I'd like to say thank you to Michel Gallant for making me laugh out loud
and hoot, "You tell 'em" in the food court at the airport. :)
Matt, yes, this may have come off as annoying to you, but I hope that
you'll understand that some piece of Michel's response hit the spot. One of
the reasons that women get sick of dealing with the issues of "feminism"
and "inclusion of women" is that we explain what the problem is and then
have to re-explain along with thorough defenses for each position we have
taken. Your response to me put me in exactly that situation.
Sam Ley gave as good an answer to your questions as I could probably put
forward myself when he said,
"Regarding shared interests: Hackerspaces, almost by definition, have very
wide interest levels, and theoretically, new interests among active members
is taken as an opportunity to learn something new, not an "outside"
activity to be scorned. Knitting is a form of making that is very practical
and interesting, involves math and patterns, and is connected to a long
history of craftsmanship.
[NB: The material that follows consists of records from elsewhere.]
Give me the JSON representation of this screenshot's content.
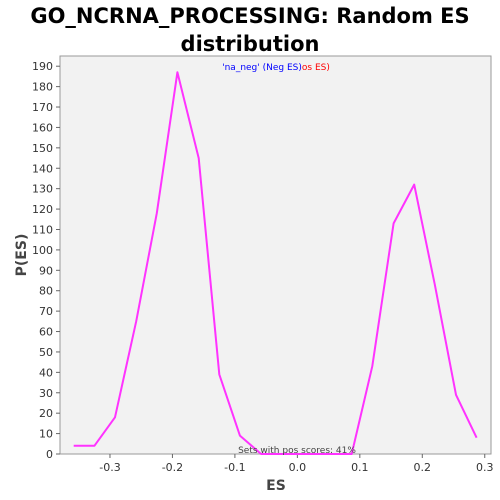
{
  "chart_data": {
    "type": "line",
    "title_line1": "GO_NCRNA_PROCESSING: Random ES",
    "title_line2": "distribution",
    "xlabel": "ES",
    "ylabel": "P(ES)",
    "xlim": [
      -0.38,
      0.31
    ],
    "ylim": [
      0,
      195
    ],
    "xticks": [
      -0.3,
      -0.2,
      -0.1,
      0.0,
      0.1,
      0.2,
      0.3
    ],
    "xtick_labels": [
      "-0.3",
      "-0.2",
      "-0.1",
      "0.0",
      "0.1",
      "0.2",
      "0.3"
    ],
    "yticks": [
      0,
      10,
      20,
      30,
      40,
      50,
      60,
      70,
      80,
      90,
      100,
      110,
      120,
      130,
      140,
      150,
      160,
      170,
      180,
      190
    ],
    "grid": false,
    "legend": {
      "placement": "top-center",
      "entries": [
        {
          "text": "'na_neg'",
          "color": "#0000ff"
        },
        {
          "text": " (Neg ES)",
          "color": "#0000ff"
        },
        {
          "text": "os ES)",
          "color": "#ff0000"
        }
      ]
    },
    "annotation": "Sets with pos scores: 41%",
    "line_color": "#ff33ff",
    "series": [
      {
        "x": [
          -0.358,
          -0.325,
          -0.292,
          -0.258,
          -0.225,
          -0.192,
          -0.158,
          -0.125,
          -0.092,
          -0.058,
          -0.025,
          0.008,
          0.042,
          0.075,
          0.087,
          0.12,
          0.154,
          0.187,
          0.22,
          0.254,
          0.287
        ],
        "y": [
          4,
          4,
          18,
          65,
          118,
          187,
          145,
          39,
          9,
          0,
          0,
          0,
          0,
          0,
          0,
          43,
          113,
          132,
          83,
          29,
          8
        ]
      }
    ]
  }
}
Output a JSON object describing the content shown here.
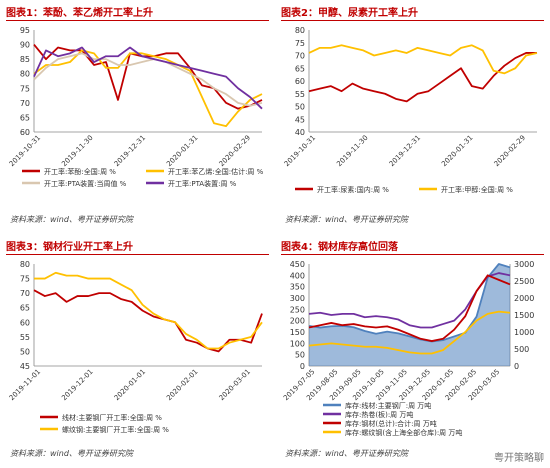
{
  "watermark": "粤开策略聊",
  "chart_data": [
    {
      "type": "line",
      "title": "图表1：苯酚、苯乙烯开工率上升",
      "source": "资料来源：wind、粤开证券研究院",
      "xticks": [
        "2019-10-31",
        "2019-11-30",
        "2019-12-31",
        "2020-01-31",
        "2020-02-29"
      ],
      "ylim": [
        60,
        95
      ],
      "yticks": [
        60,
        65,
        70,
        75,
        80,
        85,
        90,
        95
      ],
      "series": [
        {
          "name": "开工率:苯酚:全国:周 %",
          "color": "#c00000",
          "values": [
            90,
            85,
            89,
            88,
            88,
            83,
            84,
            71,
            87,
            86,
            86,
            87,
            87,
            82,
            76,
            75,
            70,
            68,
            69,
            71
          ]
        },
        {
          "name": "开工率:苯乙烯:全国:估计:周 %",
          "color": "#ffc000",
          "values": [
            80,
            83,
            83,
            84,
            88,
            87,
            82,
            82,
            87,
            87,
            86,
            85,
            83,
            81,
            72,
            63,
            62,
            67,
            71,
            73
          ]
        },
        {
          "name": "开工率:PTA装置:当周值 %",
          "color": "#d9c7b0",
          "values": [
            78,
            82,
            85,
            86,
            87,
            85,
            85,
            83,
            83,
            84,
            85,
            84,
            82,
            80,
            78,
            75,
            73,
            70,
            69,
            70
          ]
        },
        {
          "name": "开工率:PTA装置:周 %",
          "color": "#7030a0",
          "values": [
            79,
            88,
            86,
            87,
            89,
            84,
            86,
            86,
            89,
            86,
            85,
            84,
            83,
            82,
            81,
            80,
            79,
            75,
            72,
            68
          ]
        }
      ]
    },
    {
      "type": "line",
      "title": "图表2：甲醇、尿素开工率上升",
      "source": "资料来源：wind、粤开证券研究院",
      "xticks": [
        "2019-10-31",
        "2019-11-30",
        "2019-12-31",
        "2020-01-31",
        "2020-02-29"
      ],
      "ylim": [
        40,
        80
      ],
      "yticks": [
        40,
        45,
        50,
        55,
        60,
        65,
        70,
        75,
        80
      ],
      "series": [
        {
          "name": "开工率:尿素:国内:周 %",
          "color": "#c00000",
          "values": [
            56,
            57,
            58,
            56,
            59,
            57,
            56,
            55,
            53,
            52,
            55,
            56,
            59,
            62,
            65,
            58,
            57,
            62,
            66,
            69,
            71,
            71
          ]
        },
        {
          "name": "开工率:甲醇:全国:周 %",
          "color": "#ffc000",
          "values": [
            71,
            73,
            73,
            74,
            73,
            72,
            70,
            71,
            72,
            71,
            73,
            72,
            71,
            70,
            73,
            74,
            72,
            64,
            63,
            65,
            70,
            71
          ]
        }
      ]
    },
    {
      "type": "line",
      "title": "图表3：钢材行业开工率上升",
      "source": "资料来源：wind、粤开证券研究院",
      "xticks": [
        "2019-11-01",
        "2019-12-01",
        "2020-01-01",
        "2020-02-01",
        "2020-03-01"
      ],
      "ylim": [
        45,
        80
      ],
      "yticks": [
        45,
        50,
        55,
        60,
        65,
        70,
        75,
        80
      ],
      "series": [
        {
          "name": "线材:主要钢厂开工率:全国:周 %",
          "color": "#c00000",
          "values": [
            71,
            69,
            70,
            67,
            69,
            69,
            70,
            70,
            68,
            67,
            64,
            62,
            61,
            60,
            54,
            53,
            51,
            50,
            54,
            54,
            53,
            63
          ]
        },
        {
          "name": "螺纹钢:主要钢厂开工率:全国:周 %",
          "color": "#ffc000",
          "values": [
            75,
            75,
            77,
            76,
            76,
            75,
            75,
            75,
            73,
            71,
            66,
            63,
            61,
            60,
            56,
            54,
            51,
            51,
            53,
            54,
            55,
            60
          ]
        }
      ]
    },
    {
      "type": "area",
      "title": "图表4：钢材库存高位回落",
      "source": "资料来源：wind、粤开证券研究院",
      "xticks": [
        "2019-07-05",
        "2019-08-05",
        "2019-09-05",
        "2019-10-05",
        "2019-11-05",
        "2019-12-05",
        "2020-01-05",
        "2020-02-05",
        "2020-03-05"
      ],
      "ylim": [
        0,
        450
      ],
      "yticks": [
        0,
        50,
        100,
        150,
        200,
        250,
        300,
        350,
        400,
        450
      ],
      "y2lim": [
        0,
        3000
      ],
      "y2ticks": [
        0,
        500,
        1000,
        1500,
        2000,
        2500,
        3000
      ],
      "series": [
        {
          "name": "库存:线材:主要钢厂:周 万吨",
          "color": "#4f81bd",
          "axis": "right",
          "values": [
            1180,
            1130,
            1170,
            1180,
            1140,
            1030,
            950,
            1010,
            960,
            870,
            780,
            720,
            760,
            870,
            980,
            1450,
            2600,
            3000,
            2900
          ]
        },
        {
          "name": "库存:热卷(板):周 万吨",
          "color": "#7030a0",
          "axis": "left",
          "values": [
            230,
            235,
            225,
            230,
            230,
            215,
            220,
            215,
            205,
            180,
            170,
            170,
            185,
            200,
            250,
            330,
            395,
            410,
            400
          ]
        },
        {
          "name": "库存:钢材(总计):合计:周 万吨",
          "color": "#c00000",
          "axis": "left",
          "values": [
            170,
            180,
            190,
            180,
            185,
            175,
            170,
            175,
            160,
            140,
            120,
            110,
            120,
            160,
            220,
            330,
            400,
            380,
            360
          ]
        },
        {
          "name": "库存:螺纹钢(含上海全部仓库):周 万吨",
          "color": "#ffc000",
          "axis": "left",
          "values": [
            90,
            95,
            100,
            95,
            90,
            85,
            85,
            80,
            70,
            60,
            55,
            55,
            70,
            110,
            150,
            200,
            230,
            240,
            235
          ]
        }
      ]
    }
  ]
}
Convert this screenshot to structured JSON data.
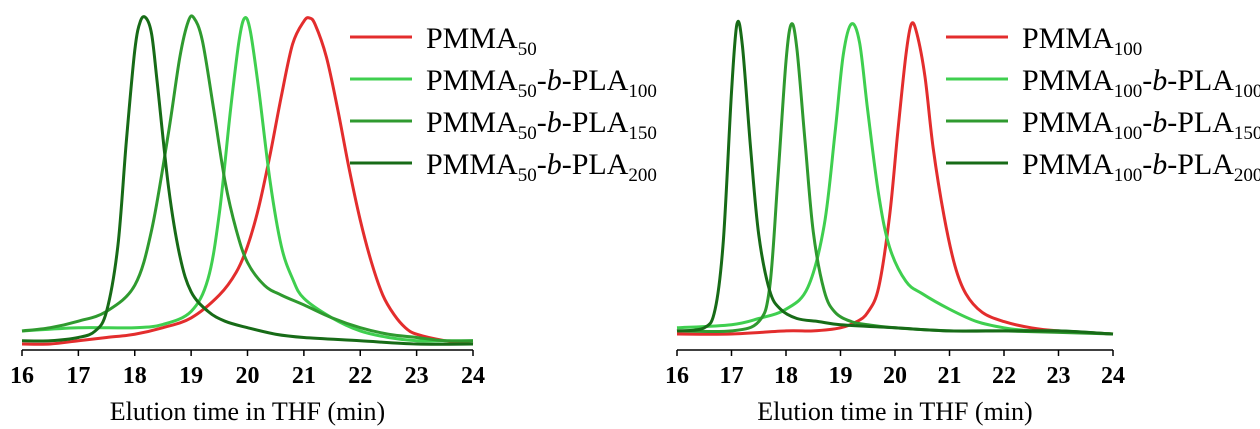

If you didn't already know that the hobby is
mostly women, you'd assume that most hackerspace types would be interested
in learning how to do it, in the same way they happily take up
microcontrollers, bicycles, etc. Why would a group that tends to think of
an opportunity to learn a new making skill as a good thing all of a sudden
think it was a bad thing?"
The only thing that I can add to that is to say that I did state in my
original story that the knitting club had been a sort of gateway drug for a
number of women to get involved with the hackerspace beyond just the
knitting and that the bad blood around the issue of knitting not being
"real hacking" and other such derogatory statements led to those same women
*leaving* the hackerspace. (Luckily, at least some of them left *that*
hackerspace, but not the community as a whole, as I also stated in my
Interestingly, I watched the Queer Geeks Panel at CCCongress from 2011
yesterday which touched on many of the same issues. There was even a
specific reference to how sometimes exclusion comes in the form of spaces
declaring that some forms of hacking/making aren't "real hacking" because
only woodwork and soldering and software are real hacking. The conversation
is well worth a watch or listen if you haven't checked it out already.